I'm in New York state, between Lake Ontario and the Adirondacks--couldn't see how I should have listed my location with my name
4 years ago

Berry Buiten wrote:Actually, looking through this webpage I stumbled upon the Weeping Willow. Which is just as good as lurcerne acording to this website. It also contains 16g/kg dry matter in calcium, which ought to be good for your chooks right?



We feed the willows to our rabbits and goats--they really like it and we understand it's a good protein source. Even cut and bundled branches last May in early leaf and dried them and have been feeding them this winter. But didn't know whether chickens would eat leaves--does anyone here know? We're also planting mulberry when/if spring ever comes. Those leaves are supposed to be very good rabbit feed, the fruits not so much, but understand the chickens eat the fruit. Wonder if they would eat those leaves too.
4 years ago

Landon Sunrich wrote:I don't know that I have ever come across a sprouted seed or cracked grain that a chicken won't eat regardless of age. And rarely a form of wriggling protien neither. My favorite for chicks and function stacking is to use cover crop rye which has been pasteurized and colonized with Oyster Mushroom spawn. I just make lots and lots more than I need when I do it. Then feed the extra to the chicks. It's high protein and they love it. Hope that helps.

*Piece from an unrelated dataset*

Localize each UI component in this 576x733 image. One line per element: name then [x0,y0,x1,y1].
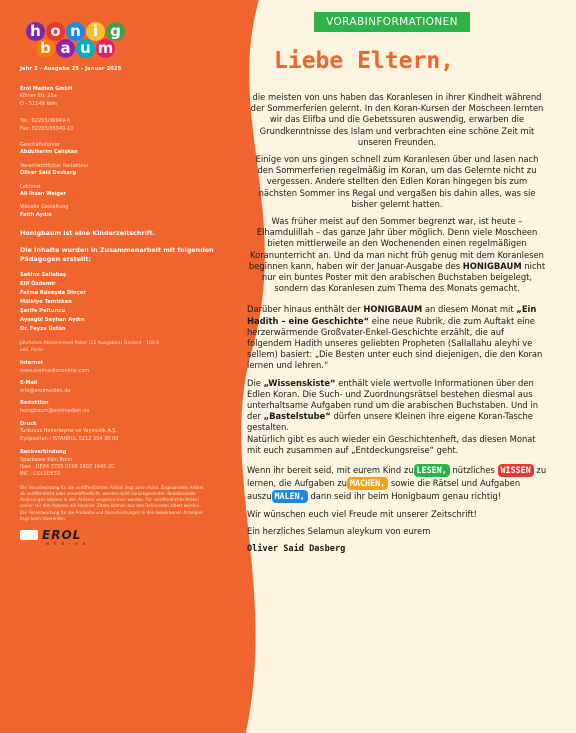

Thanks for letting me know that chickens can eat the sprouted or cracked grains at any age. I don't have any pasteurized cover crop rye and never heard of feeding chickens mushroom spawn. We do grow shiitake on oak logs and find oyster mushrooms in our woods on stumps and brush piles. The next post had a link which was perhaps supposed to take me to more info on the mushroom connection, but I didn't see anything relevant there. Know it can be frustrating explaining the same thing over and over to beginners.
4 years ago
Just joined after reading on here for a while. We've had chickens and have kept them in a coop built on a wagon frame with run underneath so we could move them regularly onto fresh ground spring through fall. But we also fed them commercial layer mash or pellets because everyone said that was what we had to do to get eggs. Last year we started raising rabbits for meat and successfully moved them off pellets and onto whatever we could forage (grasses, weeds, clover, willow, brambles, etc) along with some roots and cuttings from cover crops from the garden and a small amount of whole grain. This spring we will be buying chicks--only have 4 Buff Orpington hens left. This time we're getting smaller breeds because our primary reason for keeping chickens is to have the eggs. In the future we hope to breed our own chickens, ones adapted to where we live and how we feed.
So I have questions about how to feed the chicks from the start. Have read on here about putting a piece of sod in the brooder with them for them to get some practice on what they'll eventually forage. I hope to hear from someone else who has successfully raised chicks without resorting to commercial chicken feed or having them raised by a hen. We have goats for milk--always have whey to feed. Have a worm box for indoor composting. We buy whole oats and wheat, the latter we grow into fodder through the winter for rabbits and goats. At what age can chicks eat the seeds sprouted? Or could we grind some up and soak them in whey for chicks?